After establishing several successful restaurant concepts in Las Vegas, Holly and Shawn McClain of the McClain Group set their sights on their home base, Detroit. They engaged local firm McIntosh Poris Associates to design a street presence and interiors for Olin Bar & Kitchen, a new Mediterranean-American Brasserie located in Downtown Detroit. Olin is at once a cozy neighborhood hang-out and a sophisticated dining destination. It simultaneously captures the history and modernism of the city through a balance of upscale industrial finishes and eclectic design choices. The result is a fun and funky restaurant space that attracts both locals and out-of-town guests who prefer a local dining experience in an era inundated with chain concepts.
Olin occupies the ground floor of an Art Deco building that formerly housed a puppet theater. The building’s exterior features original limestone paneling and a distinctive curved corner indicative of the sleek architectural style. The architects preserved the limestone fascia and added a newly designed storefront, consisting of blue-gray metal panels with traditional decorative pilasters between large glass-paneled windows. This gives Olin a distinctive presence on the busy Woodward Avenue corridor.

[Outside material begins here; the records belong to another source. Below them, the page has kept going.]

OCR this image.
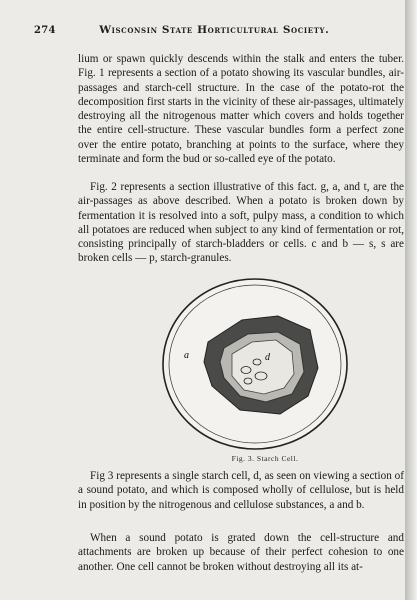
274	Wisconsin State Horticultural Society.

lium or spawn quickly descends within the stalk and enters the tuber. Fig. 1 represents a section of a potato showing its vascular bundles, air-passages and starch-cell structure. In the case of the potato-rot the decomposition first starts in the vicinity of these air-passages, ultimately destroying all the nitrogenous matter which covers and holds together the entire cell-structure. These vascular bundles form a perfect zone over the entire potato, branching at points to the surface, where they terminate and form the bud or so-called eye of the potato.

Fig. 2 represents a section illustrative of this fact. g, a, and t, are the air-passages as above described. When a potato is broken down by fermentation it is resolved into a soft, pulpy mass, a condition to which all potatoes are reduced when subject to any kind of fermentation or rot, consisting principally of starch-bladders or cells. c and b — s, s are broken cells — p, starch-granules.

a	d
Fig. 3. Starch Cell.

Fig 3 represents a single starch cell, d, as seen on viewing a section of a sound potato, and which is composed wholly of cellulose, but is held in position by the nitrogenous and cellulose substances, a and b.

When a sound potato is grated down the cell-structure and attachments are broken up because of their perfect cohesion to one another. One cell cannot be broken without destroying all its at-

While the building was in good structural condition, the interior hadn’t been renovated in decades and needed to be brought up to meet current fire-safety codes, which involved applying a sprayed fire-resistive material to the ceiling and columns. An interior wall was previously covered with a black adhesive material, which was stripped to expose the original brick, adding to the restaurant’s clubby ambience.
The new program includes a 3,900-square-foot ground-floor open kitchen, a restaurant, a bar, a lounge, and restrooms as well as a lower-level prep kitchen. McIntosh Poris designed the interiors to have a casual, relaxed atmosphere that appeals to a diverse clientele. The aesthetic incorporates the original Art Deco details and the texture of exposed interior brick walls with new touches, such as contemporary lighting fixtures and abstract murals from local artist Lisa Spindler that play off of the space’s industrial-themed elements.
Traditional fluted columns on the interior reflect the storefront design, and the existing black-and-white mosaic floor was preserved to add a twist to the eclectic dining room. The coffered ceiling and wood beams are exposed for an open and airy feeling, with acoustical ceiling panels to mitigate noise. Blue porcelain tile and a backlit mesh soffit highlight the open kitchen, which also includes bar-height seating for an immersive dining experience.
Guests may choose from a variety of other dining settings. Large half-round booth seating provides an intimate dining experience while banquettes, open booths, and communal table seating offer more social settings with visibility to the outside. Lounge seating, including custom Chesterfield-style sofas and deep leather chairs, has a residential feeling and accommodates couples or small groups. Blue and rust hues appearing throughout the restaurant are emphasized in the seating upholstery.
An existing brick wall and metal-mesh ceiling canopy define the bar, which is made of wood and is highlighted by a blue and gray quartz countertop. The backbar incorporates metal mesh, seeded glass and an antique mirror. Overall, Olin’s interior was designed to have an inviting, eclectic feeling.